Los trenes de bajo coste de la SNCF, los iDTGV, han sido pioneros en este modelo de negocio que pretende darle el puntillazo final a las aerolíneas en las rutas más competidas de Francia. Con un diseño escandaloso y unas campañas de publicidad estridentes, en consonancia con su política de precios, la operadora pública francesa ha conseguido hacer de los iDTGV un producto muy específico.
Lo último que nos cuentan es que la operadora permite a los clientes de estos trenes rellenar una ficha personal (voluntariamente, claro, y previo pago de 1,5 ) mientras hacen su reserva del billete en Internet. En ese perfil los viajeros pueden indicar sus cualidades, su profesión e incluso sus temas de conversación favoritos.

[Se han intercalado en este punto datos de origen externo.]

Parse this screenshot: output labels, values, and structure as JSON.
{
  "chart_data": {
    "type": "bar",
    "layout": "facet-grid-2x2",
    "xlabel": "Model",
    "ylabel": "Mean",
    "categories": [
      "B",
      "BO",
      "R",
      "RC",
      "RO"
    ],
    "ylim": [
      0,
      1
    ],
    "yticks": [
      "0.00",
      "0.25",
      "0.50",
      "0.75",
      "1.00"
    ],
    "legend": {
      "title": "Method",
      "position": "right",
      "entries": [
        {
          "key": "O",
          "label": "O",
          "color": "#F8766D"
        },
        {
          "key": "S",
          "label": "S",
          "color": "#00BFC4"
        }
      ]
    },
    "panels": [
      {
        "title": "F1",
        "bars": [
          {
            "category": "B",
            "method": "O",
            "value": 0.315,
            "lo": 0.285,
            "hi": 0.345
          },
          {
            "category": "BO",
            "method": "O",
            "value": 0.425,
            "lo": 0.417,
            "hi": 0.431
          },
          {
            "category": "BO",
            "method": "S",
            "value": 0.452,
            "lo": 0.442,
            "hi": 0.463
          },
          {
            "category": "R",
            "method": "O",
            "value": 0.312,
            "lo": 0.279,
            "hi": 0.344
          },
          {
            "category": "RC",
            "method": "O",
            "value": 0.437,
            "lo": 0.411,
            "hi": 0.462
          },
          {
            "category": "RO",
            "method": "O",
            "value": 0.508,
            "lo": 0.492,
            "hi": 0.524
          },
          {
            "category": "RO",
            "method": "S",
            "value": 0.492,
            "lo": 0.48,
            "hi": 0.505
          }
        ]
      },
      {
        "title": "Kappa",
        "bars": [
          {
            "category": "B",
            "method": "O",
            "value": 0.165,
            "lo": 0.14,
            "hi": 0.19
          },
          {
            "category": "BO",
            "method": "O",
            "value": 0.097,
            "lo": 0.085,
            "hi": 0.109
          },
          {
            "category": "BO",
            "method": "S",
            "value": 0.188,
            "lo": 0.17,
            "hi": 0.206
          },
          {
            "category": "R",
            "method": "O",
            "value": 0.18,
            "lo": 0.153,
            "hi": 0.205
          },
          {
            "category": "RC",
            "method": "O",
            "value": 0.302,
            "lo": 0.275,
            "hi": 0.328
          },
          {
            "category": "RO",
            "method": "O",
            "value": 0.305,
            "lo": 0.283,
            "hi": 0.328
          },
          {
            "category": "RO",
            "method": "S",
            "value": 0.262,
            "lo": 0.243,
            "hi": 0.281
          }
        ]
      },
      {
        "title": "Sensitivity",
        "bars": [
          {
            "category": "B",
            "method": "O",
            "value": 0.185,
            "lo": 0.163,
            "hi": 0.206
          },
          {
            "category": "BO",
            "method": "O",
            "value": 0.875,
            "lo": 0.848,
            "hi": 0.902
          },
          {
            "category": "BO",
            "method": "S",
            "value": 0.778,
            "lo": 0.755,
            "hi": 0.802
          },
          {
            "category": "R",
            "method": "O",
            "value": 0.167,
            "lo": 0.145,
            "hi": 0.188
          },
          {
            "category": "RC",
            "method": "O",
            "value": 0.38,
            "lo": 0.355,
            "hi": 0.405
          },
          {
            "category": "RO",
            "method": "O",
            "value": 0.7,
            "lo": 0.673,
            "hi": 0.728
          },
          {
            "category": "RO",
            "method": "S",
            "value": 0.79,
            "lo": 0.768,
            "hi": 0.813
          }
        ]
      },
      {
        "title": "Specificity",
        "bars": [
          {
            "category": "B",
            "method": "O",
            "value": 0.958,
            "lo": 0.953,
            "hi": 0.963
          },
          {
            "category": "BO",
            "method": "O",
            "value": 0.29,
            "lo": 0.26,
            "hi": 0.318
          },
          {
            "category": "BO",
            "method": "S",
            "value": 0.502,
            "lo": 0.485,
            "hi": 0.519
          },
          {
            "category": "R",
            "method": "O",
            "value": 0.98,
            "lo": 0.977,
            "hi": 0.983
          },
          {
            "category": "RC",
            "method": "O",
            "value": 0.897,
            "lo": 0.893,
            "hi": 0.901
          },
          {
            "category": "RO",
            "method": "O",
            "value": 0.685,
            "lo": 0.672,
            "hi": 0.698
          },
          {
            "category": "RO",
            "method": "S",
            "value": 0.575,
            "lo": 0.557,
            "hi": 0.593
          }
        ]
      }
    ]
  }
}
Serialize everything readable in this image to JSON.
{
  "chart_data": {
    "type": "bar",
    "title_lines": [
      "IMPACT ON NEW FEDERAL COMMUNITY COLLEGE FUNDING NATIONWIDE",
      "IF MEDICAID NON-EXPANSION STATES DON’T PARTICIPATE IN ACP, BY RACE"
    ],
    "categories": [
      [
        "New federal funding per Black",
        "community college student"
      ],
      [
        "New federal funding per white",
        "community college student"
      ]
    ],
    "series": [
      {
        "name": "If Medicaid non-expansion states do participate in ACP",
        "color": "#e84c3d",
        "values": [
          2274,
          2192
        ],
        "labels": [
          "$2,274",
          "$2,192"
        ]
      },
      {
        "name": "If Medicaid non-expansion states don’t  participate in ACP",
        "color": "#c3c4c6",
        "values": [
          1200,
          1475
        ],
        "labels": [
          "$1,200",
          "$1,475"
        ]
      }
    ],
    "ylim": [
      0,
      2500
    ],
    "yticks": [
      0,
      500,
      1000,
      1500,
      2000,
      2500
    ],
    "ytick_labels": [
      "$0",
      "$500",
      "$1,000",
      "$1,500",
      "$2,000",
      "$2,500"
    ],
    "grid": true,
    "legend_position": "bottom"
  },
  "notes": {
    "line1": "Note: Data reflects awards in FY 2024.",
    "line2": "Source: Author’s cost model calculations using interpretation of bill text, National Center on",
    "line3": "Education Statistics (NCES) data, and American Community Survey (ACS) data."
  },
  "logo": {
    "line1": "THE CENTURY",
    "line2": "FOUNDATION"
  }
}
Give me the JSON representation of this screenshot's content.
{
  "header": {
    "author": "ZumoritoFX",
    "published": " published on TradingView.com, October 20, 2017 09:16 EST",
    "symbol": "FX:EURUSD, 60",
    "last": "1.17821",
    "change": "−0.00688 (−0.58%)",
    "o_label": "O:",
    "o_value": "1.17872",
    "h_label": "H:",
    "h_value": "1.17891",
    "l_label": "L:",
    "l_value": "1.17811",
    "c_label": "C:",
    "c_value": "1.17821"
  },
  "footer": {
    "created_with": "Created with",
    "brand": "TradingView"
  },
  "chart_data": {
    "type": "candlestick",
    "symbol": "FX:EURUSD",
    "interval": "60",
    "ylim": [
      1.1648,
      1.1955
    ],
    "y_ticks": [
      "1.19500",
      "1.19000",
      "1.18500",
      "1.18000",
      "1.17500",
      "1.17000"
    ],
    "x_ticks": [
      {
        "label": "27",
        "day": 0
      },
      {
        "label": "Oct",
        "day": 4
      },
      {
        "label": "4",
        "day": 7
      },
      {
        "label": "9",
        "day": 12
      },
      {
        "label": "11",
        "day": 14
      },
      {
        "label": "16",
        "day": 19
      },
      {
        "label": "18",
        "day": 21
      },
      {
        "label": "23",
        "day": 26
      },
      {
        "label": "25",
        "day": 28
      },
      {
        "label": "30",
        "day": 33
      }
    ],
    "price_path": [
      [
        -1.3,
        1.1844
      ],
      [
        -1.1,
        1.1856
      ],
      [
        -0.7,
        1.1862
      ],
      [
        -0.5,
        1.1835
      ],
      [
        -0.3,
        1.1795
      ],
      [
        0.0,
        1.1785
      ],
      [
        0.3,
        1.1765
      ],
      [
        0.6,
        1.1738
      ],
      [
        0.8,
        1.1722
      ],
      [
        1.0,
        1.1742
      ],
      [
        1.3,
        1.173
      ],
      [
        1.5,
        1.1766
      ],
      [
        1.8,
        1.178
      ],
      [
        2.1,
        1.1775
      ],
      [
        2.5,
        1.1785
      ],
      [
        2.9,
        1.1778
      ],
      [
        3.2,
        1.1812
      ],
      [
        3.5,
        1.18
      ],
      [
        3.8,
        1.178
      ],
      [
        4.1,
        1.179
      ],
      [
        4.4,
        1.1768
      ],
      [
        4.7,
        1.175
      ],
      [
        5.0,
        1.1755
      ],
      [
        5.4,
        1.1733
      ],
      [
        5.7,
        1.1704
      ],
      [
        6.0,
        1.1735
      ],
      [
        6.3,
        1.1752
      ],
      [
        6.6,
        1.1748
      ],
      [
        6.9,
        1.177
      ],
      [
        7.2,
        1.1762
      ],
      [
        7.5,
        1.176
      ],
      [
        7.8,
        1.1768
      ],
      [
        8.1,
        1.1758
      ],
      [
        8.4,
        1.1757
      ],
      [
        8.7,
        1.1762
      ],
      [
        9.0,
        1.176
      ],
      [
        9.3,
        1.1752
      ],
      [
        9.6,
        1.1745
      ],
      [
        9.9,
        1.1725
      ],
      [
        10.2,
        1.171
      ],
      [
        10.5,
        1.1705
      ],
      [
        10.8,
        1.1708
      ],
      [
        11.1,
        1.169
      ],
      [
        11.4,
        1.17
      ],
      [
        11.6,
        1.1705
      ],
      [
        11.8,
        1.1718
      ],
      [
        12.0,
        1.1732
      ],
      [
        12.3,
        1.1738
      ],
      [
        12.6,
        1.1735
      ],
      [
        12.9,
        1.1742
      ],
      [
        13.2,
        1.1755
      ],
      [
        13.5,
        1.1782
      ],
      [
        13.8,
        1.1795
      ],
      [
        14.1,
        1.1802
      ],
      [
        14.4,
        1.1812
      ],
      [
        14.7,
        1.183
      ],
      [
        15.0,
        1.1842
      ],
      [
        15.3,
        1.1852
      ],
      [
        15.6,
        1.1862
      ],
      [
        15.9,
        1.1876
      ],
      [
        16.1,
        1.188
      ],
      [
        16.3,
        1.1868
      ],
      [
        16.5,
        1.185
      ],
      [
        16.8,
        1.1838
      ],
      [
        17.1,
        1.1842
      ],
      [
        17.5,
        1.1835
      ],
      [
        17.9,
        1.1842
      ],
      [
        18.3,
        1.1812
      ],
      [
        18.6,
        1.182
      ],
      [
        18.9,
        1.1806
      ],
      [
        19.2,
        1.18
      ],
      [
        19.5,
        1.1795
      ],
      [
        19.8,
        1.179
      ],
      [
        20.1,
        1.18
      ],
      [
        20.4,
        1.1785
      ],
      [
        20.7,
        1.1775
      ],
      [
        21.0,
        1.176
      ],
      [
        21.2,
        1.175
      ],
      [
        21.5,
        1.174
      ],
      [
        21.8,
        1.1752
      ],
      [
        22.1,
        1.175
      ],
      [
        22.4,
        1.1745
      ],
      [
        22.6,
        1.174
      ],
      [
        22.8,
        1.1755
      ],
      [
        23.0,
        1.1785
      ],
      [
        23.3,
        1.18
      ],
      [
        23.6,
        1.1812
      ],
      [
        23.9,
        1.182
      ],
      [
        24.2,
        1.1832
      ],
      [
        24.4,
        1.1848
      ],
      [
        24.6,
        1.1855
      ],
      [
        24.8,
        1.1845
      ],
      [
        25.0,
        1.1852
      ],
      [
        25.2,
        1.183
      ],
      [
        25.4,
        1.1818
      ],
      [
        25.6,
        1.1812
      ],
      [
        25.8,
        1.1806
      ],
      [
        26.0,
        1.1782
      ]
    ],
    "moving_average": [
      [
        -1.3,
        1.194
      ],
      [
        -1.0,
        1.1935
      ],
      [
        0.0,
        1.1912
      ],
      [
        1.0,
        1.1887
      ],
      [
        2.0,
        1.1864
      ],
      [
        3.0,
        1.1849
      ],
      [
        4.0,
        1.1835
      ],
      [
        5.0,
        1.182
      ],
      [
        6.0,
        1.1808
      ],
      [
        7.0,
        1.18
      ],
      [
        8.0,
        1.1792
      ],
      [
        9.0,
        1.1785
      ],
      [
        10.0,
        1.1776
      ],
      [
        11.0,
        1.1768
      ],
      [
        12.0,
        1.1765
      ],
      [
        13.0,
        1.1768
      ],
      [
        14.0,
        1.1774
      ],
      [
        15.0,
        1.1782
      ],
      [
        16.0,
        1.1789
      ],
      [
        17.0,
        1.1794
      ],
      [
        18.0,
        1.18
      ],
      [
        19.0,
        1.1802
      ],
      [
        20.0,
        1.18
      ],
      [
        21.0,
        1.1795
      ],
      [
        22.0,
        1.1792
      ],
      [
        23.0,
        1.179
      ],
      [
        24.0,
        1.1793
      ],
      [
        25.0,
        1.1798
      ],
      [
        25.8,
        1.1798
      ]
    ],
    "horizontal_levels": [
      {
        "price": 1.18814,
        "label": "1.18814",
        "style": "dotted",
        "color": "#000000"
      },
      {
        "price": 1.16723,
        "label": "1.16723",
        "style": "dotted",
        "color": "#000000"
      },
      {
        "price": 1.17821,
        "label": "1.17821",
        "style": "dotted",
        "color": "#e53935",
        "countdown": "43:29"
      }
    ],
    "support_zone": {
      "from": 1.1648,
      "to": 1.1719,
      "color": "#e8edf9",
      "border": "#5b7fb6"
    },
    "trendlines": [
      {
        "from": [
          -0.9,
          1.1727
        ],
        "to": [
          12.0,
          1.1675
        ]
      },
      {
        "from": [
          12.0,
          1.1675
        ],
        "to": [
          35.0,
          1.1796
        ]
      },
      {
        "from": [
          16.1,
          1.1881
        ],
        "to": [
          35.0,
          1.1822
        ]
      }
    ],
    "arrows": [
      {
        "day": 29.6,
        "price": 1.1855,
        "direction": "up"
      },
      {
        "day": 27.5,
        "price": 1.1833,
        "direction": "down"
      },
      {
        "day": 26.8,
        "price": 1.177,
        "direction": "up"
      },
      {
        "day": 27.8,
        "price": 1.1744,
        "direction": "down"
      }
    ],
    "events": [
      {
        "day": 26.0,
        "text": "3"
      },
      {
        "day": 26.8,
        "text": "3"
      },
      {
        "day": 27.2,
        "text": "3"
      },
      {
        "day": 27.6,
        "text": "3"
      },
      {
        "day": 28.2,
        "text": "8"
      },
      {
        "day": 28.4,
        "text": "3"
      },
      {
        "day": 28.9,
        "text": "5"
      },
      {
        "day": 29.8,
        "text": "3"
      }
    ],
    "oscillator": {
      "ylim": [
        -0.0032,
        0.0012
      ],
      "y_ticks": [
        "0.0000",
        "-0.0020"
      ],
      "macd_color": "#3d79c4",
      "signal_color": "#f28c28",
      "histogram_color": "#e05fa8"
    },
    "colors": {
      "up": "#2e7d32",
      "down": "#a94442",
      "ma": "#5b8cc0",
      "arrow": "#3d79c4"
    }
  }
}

La compañía se compromete desde entonces a reservarle su plaza en un iDTGV junto a cualquier persona que comparta sus obsesiones, sean éstas cuales sean: política, aficiones... Eso sí, como advierte el responsable de los servicios a pasajeros de la compañía, «la SNCF n'a pas vocation à devenir entremetteur de rencontres amoureuses». Aunque luego añade:" une fois dans le train, les passagers qui ont décidé de se rencontrer font ce qu'ils veulent, ils sont grands".